Stralsund: Spendenaufruf für die Erinnerung an unsere Kriegstoten!
Im Herbst 2025 startet der Volksbund Deutsche Kriegsgräberfürsorge in Stralsund eine Spendensammlung zur Förderung der Erinnerungsarbeit.

Stralsund: Spendenaufruf für die Erinnerung an unsere Kriegstoten!
Der Herbst steht vor der Tür und mit ihm beginnt traditionell die Spendensammlung des Volksbundes Deutsche Kriegsgräberfürsorge. Ganz unter diesem Motto fand kürzlich die Auftaktveranstaltung in Stralsund statt. Diese Veranstaltung machte deutlich, dass die finanziellen Mittel, die dem Volksbund zur Verfügung stehen, bei Weitem nicht ausreichen, um die wertvolle Erinnerungsarbeit aufrechtzuerhalten. Tatsächlich sprechen die Zahlen für sich: Rund 17 Millionen Menschen starben im Ersten und sogar 50 Millionen im Zweiten Weltkrieg, und die Geschichte dieser Verlusten muss auch künftig lebendig gehalten werden.NDR berichtet, dass …
Der Verein liegt den Erinnerungsprojekten am Herzen. Seit 2005 unterhält der Volksbund eine Jugendbegegnungs- und Bildungsstätte in der Nähe der Kriegsgräberstätte Golm auf Usedom. Dort haben Jugendliche aus ganz Europa die Möglichkeit, sich mit der Geschichte und den Folgen von Krieg und Gewalt auseinanderzusetzen. Doch die finanzielle Zuwendung stagniert, und das hat direkte Auswirkungen auf die Bildungsarbeit, die das Engagement des Volksbundes kennzeichnet. Laut dem Volksbund bpb.de ist der Verein hauptsächlich von Spenden abhängig und führt seine jährlichen Sammlungen im Herbst durch.
Knappe Mittel und Personalabbau
Die Ehrenamtlichen, die in Stralsund mit Spendendosen durch die Straßen ziehen, zeigen zwar großen Einsatz, doch der finanzielle Druck ist spürbar. Frustration ist unter den Helfern zu finden, da der geplante Personalabbau von 30 Prozent in den nächsten fünf Jahren direkt auf die Motivation der Ehrenamtlichen zurückschlägt. Momentan arbeiten im Landesverband Mecklenburg-Vorpommern drei festangestellte Mitarbeiter und etwa 60 Ehrenamtliche. Allerdings sind viele Verträge aufgrund mangelnder Gelder befristet und es gibt bereits erste negative Folgen: Der Bildungsreferent hat vorzeitig gekündigt, was die Aufklärungsarbeit an Schulen stark einschränkt und zu einem reduzierten Angebot an Workshops geführt hat.
Die Stralsunder Veranstaltung wurde von einem bunten Publikum besucht, darunter Bürgermeister, Ehrenamtliche und prominente Unterstützer.
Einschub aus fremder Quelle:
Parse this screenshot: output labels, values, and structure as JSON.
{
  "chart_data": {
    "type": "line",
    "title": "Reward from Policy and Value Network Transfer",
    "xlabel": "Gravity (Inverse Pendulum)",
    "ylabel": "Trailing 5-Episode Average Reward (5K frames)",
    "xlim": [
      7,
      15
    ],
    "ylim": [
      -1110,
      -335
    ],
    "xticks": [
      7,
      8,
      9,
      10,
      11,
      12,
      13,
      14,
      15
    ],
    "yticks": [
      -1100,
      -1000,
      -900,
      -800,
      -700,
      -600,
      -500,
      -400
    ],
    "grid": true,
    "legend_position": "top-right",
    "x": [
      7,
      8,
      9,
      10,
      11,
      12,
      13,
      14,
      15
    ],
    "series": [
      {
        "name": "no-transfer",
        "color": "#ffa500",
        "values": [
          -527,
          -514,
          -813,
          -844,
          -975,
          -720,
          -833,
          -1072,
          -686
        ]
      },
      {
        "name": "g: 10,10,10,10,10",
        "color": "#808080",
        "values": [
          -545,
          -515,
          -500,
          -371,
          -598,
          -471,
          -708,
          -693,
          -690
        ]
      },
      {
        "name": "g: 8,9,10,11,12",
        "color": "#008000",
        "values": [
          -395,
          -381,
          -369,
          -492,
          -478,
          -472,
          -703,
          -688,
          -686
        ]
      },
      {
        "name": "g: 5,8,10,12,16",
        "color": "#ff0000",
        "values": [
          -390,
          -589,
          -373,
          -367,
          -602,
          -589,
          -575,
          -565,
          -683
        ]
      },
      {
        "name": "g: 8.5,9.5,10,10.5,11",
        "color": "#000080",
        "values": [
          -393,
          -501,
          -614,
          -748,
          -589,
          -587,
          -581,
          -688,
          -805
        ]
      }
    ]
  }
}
Die Botschaft war klar: Es liegt auch an der Öffentlichkeit, sich für die finanzielle Unterstützung des Volksbundes stark zu machen. Denn ohne ausreichende Mittel kann die wichtige historische Bildungsarbeit nicht fortgeführt werden. Laut bpb.de, bieten die Bildungsstätten des Volksbundes jährlich Programme zur Erinnerungskultur und erreichen damit über 38.000 junge Menschen.
Hoffnung für die Zukunft
Trotz der angespannten finanziellen Situation gibt es Hoffnungen auf tragfähige Lösungen für die Zukunft des Volksbundes. In verschiedenen Bundesländern wurden bereits regionale oder haushaltsmittelgestützte Programme etabliert, die teilweise die Finanzierung von Bildungsreferenten unterstützen. Solche Initiativen könnten auch dem Volksbund neue Perspektiven eröffnen und das Bildungsangebot vielseitiger und nachhaltiger gestalten.
Im Rahmen der geplanten Jugendprojekte wollen Jugendliche aus sieben Ländern in Rostock und Kühlungsborn ein Zeichen für Frieden und Erinnerung setzen. Solche Initiativen wären essenziell für den künftigen Umgang mit der Geschichte. Der Volksbund bleibt ein zentraler Akteur in der Erhaltung des Gedenkens und der Aufklärung über die Gräber – seine Fortführung hängt jedoch von der Spendenbereitschaft der Bevölkerung ab. Gemeinsam kann man hoffen, dass das Engagement für die Erinnerung an die Gefallenen und die Aufarbeitung der europäischen Kriegs- und Gewaltgeschichte ein starkes Fundament findet.